La définition de « réfugié palestinien » par l’UNRWA est claire : « Toute personne – et ses descendants directs – qui vivait en Palestine lorsqu’elle était sous mandat entre juin 1946 et mai 1948 et qui a perdu son foyer et ses moyens de subsistance à la suite du conflit israélo-arabe de 1948, est considérée comme réfugié palestinien. » En outre, ce statut est reconnu internationalement pour permettre la revendication du droit au retour des réfugiés palestiniens à leurs foyers d’origine, tel que stipulé dans la résolution 194 des Nations Unies. Les conditions de vie en exil, même prolongé, ne modifient pas ce droit, ni le statut de réfugié.

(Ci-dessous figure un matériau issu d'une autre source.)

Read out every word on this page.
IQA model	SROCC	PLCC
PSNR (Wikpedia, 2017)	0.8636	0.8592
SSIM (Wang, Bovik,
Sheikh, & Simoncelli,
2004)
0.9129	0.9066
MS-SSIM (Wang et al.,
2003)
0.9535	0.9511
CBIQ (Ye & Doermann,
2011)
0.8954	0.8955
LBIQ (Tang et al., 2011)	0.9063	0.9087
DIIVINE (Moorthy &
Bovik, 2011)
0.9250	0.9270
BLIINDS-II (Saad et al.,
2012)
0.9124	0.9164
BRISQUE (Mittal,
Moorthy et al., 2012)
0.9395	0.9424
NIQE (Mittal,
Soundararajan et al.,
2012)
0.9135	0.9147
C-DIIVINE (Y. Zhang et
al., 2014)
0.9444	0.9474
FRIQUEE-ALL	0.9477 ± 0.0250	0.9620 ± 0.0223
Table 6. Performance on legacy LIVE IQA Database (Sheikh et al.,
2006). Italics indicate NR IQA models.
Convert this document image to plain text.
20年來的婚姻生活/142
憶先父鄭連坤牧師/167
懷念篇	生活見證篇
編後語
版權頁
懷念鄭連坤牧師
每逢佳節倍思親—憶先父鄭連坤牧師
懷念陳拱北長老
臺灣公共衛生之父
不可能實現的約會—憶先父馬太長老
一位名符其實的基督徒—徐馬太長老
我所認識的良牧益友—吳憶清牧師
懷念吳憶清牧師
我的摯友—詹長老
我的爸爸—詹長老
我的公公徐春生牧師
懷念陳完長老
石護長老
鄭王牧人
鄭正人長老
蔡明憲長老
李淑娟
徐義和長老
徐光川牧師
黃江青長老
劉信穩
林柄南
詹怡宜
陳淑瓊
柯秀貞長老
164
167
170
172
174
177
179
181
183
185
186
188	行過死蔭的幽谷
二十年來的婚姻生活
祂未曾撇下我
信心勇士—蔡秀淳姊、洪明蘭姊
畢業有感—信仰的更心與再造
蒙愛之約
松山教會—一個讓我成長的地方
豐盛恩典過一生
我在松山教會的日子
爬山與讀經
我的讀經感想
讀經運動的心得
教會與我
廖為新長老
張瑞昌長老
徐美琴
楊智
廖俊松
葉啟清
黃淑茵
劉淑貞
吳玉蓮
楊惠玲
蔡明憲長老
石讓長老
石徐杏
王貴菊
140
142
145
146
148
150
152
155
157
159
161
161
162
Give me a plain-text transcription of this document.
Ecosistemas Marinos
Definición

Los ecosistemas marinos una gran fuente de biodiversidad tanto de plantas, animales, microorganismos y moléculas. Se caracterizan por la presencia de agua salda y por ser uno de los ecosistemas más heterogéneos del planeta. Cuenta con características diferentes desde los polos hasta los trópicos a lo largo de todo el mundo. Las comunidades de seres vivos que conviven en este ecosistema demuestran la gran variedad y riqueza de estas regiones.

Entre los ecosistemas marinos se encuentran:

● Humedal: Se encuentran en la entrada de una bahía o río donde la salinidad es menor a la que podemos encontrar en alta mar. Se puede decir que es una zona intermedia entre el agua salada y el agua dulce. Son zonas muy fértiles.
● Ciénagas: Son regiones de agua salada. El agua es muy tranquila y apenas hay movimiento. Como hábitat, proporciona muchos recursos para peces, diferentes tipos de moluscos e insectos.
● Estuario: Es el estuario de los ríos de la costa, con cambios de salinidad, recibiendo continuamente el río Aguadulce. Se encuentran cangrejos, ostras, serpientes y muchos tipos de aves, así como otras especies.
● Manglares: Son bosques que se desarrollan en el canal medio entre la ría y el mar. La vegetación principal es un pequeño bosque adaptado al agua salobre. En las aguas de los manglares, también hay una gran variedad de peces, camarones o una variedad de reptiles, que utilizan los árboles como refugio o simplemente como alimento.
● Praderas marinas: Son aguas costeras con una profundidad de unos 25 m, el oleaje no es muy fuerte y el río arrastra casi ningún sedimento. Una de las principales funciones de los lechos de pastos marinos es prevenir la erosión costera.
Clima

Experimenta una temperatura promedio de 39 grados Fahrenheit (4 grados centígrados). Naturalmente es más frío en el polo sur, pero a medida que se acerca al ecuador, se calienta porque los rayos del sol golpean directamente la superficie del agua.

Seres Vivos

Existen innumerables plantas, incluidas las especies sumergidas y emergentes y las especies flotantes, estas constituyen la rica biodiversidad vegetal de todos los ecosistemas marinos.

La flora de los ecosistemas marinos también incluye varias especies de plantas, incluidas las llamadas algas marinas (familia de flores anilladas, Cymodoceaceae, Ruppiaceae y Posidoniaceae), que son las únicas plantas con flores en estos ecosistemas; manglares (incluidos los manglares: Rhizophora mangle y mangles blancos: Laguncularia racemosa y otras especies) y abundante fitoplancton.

Certains articles ont argumenté que la naissance en Syrie exclut automatiquement Rima Hassan du statut de réfugiée palestinienne. Cette interprétation est erronée et reflète une incompréhension des particularités du dossier palestinien. Contrairement à d’autres groupes de réfugiés, les Palestiniens bénéficient d’un traitement spécial en raison de l’absence d’une solution durable à leur situation.

Conclusion

Le statut de réfugiée de Rima Hassan n’est ni une exception, ni une anomalie. Il est le résultat d’un cadre juridique et historique bien défini.